The real problem to be solved is LEARNING. The goals of teaching and learning are not the same.

Focusing on efficient learning means getting away from outdated methodology like tests, long-winded lectures, and more.




Learning isn’t really something that the provider can force on the student. Learning is like weight loss-there isn’t a trivial one-size-fits-all solution, and it requires a ton of work that no one else can do for you.

Tests and lectures aren’t outdated, nor even particularly ineffective compared to anything else. I don’t know when it became popular to hate the way school is run, but it usually traces back to the mistaken belief that school should predict professional performance (which is not now—nor ever was—the primary purpose of school).

In both cases, my work with Ed tech has convinced me that the key problems are _social_, not technical.


It's clear that social improvements could help education but I get a sense that there is more to it than that.

In Rhode Island, for instance, about 34% of students meet or exceed the expectations of English language arts and 27% for math. These students have been set up for a very difficult future.

Rhode Island is about as nice, safe, and quiet as a large human settlement has ever been (obviously not without social problems).

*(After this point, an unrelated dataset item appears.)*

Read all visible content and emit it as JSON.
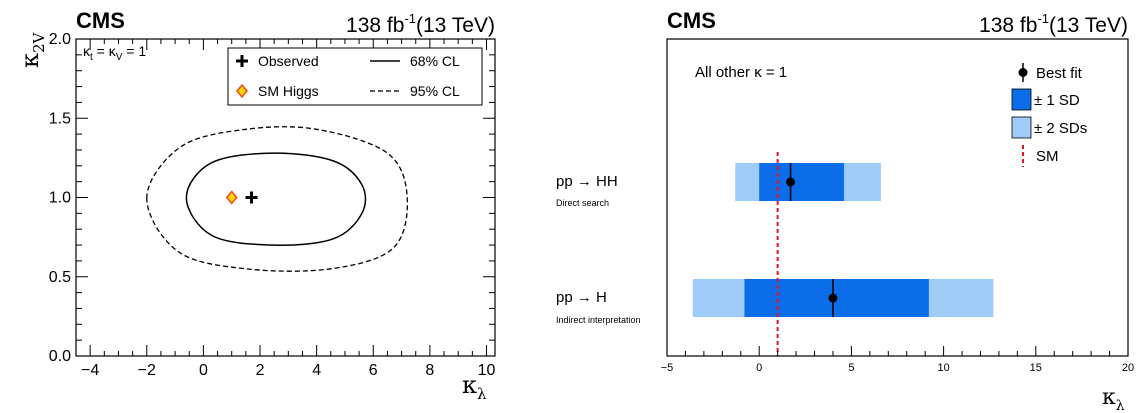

We're not going to solve the human condition, and I just wonder how best to move forward given that (in RI specifically one might start by fixing the buildings, but that's another story: https://www.providencejournal.com/news/20191215/providence-s...)

RI education data, for the curious: https://lms.backpack.education/public/ride


Technology can help reduce the impact of those social problems....for example make college courses cheaper to deliver and so on.


Sure, but I'm arguing that the things technology can influence are very limited vs the core social problems that are the primary inhibitors of learning. Making it cheaper to deliver lectures or easier to deliver them is less important than making sure that the people receiving them are well fed, well rested, want to be there, etc.

I wouldn't invest in an ed-tech company whose product depends on learners changing their behavior (e.g., any of the platform companies like Udacity, Coursera, Pluralsight, etc.) unless it was a bet on their enterprise product.


> Focusing on efficient learning means getting away from outdated methodology like tests, long-winded lectures, and more.

I think efficient learning would need to be always in the sweet spot - not too difficult and not too easy. Most courses have accessible first few lessons and then suddenly ramp up the difficulty without proper support.

Imagine you want to climb down a building. If you take the stairs, it might take you a few minutes but you reliably get to the bottom. If you try to escalate the wall, or do it in a few large jumps, you might never make it. The next step should always be the size you can handle.


I agree as well. I think the computer and internet unlock new methods to teach people but these new methods are rarely used effectively. I think codecademy does a good job at at least showing that online learning can be effective.

Online teaching should have more focus on analysis of student data, more direct student interaction, more customized tools to help students learn and so on.